Auf den Spuren des 2. Weltkrieges wandelten die Teilnehmerinnen der Frauenunion Waldeck-Frankenberg gemeinsam mit Stadtführer Gerhard Kessler in Bad Wildungen. Aus dem Kriegswinter 1939/40 verfügt Bad Wildungen über 15 Bunker, die ursprünglich als Kommandozentrale für Görings Luftwaffe dienen sollten.
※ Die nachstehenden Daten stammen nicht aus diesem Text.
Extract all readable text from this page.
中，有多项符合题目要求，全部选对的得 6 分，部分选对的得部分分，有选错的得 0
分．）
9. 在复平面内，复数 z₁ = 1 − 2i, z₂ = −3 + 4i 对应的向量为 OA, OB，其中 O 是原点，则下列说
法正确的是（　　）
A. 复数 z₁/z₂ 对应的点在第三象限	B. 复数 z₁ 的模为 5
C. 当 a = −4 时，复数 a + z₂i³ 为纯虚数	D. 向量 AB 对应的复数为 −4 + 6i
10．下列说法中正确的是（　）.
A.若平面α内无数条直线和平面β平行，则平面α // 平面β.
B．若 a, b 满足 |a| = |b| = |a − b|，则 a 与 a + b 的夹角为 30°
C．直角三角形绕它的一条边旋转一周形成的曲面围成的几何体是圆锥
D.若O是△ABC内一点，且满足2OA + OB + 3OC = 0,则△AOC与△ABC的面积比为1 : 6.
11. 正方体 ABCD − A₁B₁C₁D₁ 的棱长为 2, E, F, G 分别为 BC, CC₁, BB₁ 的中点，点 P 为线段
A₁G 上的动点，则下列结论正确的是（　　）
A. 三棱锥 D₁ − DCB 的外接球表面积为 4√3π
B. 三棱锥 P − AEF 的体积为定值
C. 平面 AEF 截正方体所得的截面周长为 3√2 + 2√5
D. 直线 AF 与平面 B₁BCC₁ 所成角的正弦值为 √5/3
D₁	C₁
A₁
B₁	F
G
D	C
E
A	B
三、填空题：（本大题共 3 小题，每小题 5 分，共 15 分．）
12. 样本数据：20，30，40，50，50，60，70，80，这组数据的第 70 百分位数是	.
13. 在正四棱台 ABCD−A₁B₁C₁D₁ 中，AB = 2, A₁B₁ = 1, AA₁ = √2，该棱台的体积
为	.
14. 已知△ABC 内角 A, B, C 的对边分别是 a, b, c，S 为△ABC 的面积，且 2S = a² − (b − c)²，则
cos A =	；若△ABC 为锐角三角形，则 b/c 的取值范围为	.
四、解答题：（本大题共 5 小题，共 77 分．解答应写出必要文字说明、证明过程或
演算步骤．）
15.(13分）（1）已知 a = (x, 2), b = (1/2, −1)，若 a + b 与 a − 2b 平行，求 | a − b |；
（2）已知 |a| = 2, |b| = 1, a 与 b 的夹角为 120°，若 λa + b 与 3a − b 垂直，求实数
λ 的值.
Sie wurden geschickt an die umgebende Bebauung angepasst und mit Ziegeldächern und Verzierungen getarnt. Heute werden sie im Stadtbild meist nicht mehr als Bunker wahrgenommen. Viele dienen längst anderen Zwecken. Zur Mahnung wird aber im Bunker in der Poststraße mit Bildern und Ausstellungsstücken an die dunklen Zeiten erinnert, als die Wildunger bei Bombenalarmen in den Bunkern ausharren mussten. Auf ihrem Rundgang durch die Altstadt profitierten die Teilnehmerinnen von den umfangreichen Kenntnissen Gerhard Kesslers, der alle Fragen mit großem Hintergrundwissen beantwortete. Neben dem Postbunker konnte noch ein zweiter Bunker von innen besichtigt werden. Dieser Bunker neben Webers Kindergarten befindet sich heute im Privatbesitz und steht für Führungen zur Verfügung. Er erstreckt sich über mehrere Stockwerke und hat einen Ausgang zum Dürren Hagen. Frauenunions-Vorsitzende Claudia Ravensburg konnte sich noch erinnern, dass sich in diesem Bunker in den 60er Jahren ein Lebensmittelladen befand. Der interessante Nachmittag klang mit einer gemütlichen Kaffeerunde im Wildunger Marktcafé aus.